Aşık Sefai’nin çok beğendiğim bir şiiri vardır.
Bayraksızlar.
Şiir şöyle konuşur:
Bayraksızlar bayraksızlar
Yere düşse bayrak sızlar
Nerden bilsin kıymetini
Soysuz sopsuz bayraksızlar
Çok derindir mesela bu şiirin anlamı.
Şu ana kadar milli benlik ile yaşamayı bilememiş gruplara göre pek bir anlamı yoktur.
Bayrağın.
Bayrağın ne kıymetini, ne geçmişini ne de geleceğini düşünür bu bayraksızlar.
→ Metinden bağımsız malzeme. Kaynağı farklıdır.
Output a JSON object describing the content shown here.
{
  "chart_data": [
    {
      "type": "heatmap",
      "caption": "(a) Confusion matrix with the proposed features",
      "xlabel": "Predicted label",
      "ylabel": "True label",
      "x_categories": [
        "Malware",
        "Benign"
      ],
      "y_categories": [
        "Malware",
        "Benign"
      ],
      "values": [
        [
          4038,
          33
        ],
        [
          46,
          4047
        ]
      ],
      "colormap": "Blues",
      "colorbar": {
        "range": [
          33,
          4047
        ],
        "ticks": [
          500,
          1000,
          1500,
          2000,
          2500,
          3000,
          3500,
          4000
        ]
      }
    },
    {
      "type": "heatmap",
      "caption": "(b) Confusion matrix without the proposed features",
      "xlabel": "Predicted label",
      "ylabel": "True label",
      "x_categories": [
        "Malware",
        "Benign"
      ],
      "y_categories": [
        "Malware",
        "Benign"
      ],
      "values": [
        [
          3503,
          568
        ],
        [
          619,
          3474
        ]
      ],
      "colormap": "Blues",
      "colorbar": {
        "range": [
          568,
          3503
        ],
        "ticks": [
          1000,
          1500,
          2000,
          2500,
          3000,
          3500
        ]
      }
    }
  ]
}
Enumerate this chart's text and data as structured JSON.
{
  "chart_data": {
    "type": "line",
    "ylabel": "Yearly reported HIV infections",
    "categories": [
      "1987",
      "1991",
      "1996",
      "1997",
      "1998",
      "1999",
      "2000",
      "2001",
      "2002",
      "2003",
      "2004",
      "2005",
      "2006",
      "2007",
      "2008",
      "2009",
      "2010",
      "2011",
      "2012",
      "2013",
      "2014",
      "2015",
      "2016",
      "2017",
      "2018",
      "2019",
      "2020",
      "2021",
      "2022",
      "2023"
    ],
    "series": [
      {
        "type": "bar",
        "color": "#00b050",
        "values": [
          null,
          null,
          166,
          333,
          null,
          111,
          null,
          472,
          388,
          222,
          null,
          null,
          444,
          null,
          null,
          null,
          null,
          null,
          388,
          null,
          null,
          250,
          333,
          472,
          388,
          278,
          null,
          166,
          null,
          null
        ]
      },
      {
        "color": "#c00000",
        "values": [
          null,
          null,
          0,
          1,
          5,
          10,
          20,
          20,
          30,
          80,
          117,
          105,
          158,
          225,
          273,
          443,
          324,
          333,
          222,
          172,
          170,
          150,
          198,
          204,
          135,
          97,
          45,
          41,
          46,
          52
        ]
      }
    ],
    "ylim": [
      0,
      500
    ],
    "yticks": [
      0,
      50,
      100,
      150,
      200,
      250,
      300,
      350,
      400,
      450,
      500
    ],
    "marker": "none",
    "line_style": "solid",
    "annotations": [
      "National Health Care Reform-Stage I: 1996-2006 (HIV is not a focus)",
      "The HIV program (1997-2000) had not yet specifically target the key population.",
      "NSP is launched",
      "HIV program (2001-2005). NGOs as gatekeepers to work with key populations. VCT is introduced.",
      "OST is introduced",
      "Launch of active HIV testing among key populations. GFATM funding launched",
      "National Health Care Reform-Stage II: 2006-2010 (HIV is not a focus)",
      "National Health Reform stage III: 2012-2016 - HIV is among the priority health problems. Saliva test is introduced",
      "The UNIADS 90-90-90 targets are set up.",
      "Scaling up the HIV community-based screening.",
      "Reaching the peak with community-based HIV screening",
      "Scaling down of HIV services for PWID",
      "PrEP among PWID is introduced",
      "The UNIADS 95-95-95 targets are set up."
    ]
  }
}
Hiçbir zaman kendini bir yere ait hissedememiş kişiler nerden bilsin bayrağın kıymetini.
Naçizane Aşık Sefai’nin düşüncesine emek yönünden bir katkı yapmak isterim.
Günümüz Türkiye’sinde ise şöyle olabilir:
Emeksizler emeksizler
Yere düşse emek sızlar
Nerden bilsin kıymetini
Soysuz sopsuz emeksizler
Bunu neden böyle söylediğimi de açıkça belirteyim.
Türkiye Cumhuriyeti’ni ileriye taşıyan emekçilerin halini ve patronların yeryüzünde yaşadığı cennet beni bu şahane şiirde ufak dokunuşlar yapmaya itti.
Emeğin değerini bilmeyen, servetlerini alın terlerine değil yüzsüzlüklerine ve düşüklükleri sebebiyle sağlayan emeksizler ne bilecek mesela?
Otobüsle eve-işe giden, ay sonunu getiremeyen, haftada 45 saatten fazla çalışan, mesaisini alamayan, özlük haklarından mahrum bırakılan, tüm hakları gasp edilmiş, tüm hayatı çalışarak geçen, haftada 1 gün izin bile çok görülen, gelecek hayali kuramayan, köşeye sıkışmış, tüm benliğini resmen sermayeye teslim etmiş emekçinin halinden ne anlasın emeksiz.
Dünya ile ortak bir yerde buluşacağını sanan, her konuda, her olayda, her çıkışta, her inişte bulunan veya bulunmak isteyen, her yere aitmiş gibi davranıp hiçbir yere ait olmayan bayraksızlar ve emeksizler nerden bilsin bayrağın ve emeğin değerini.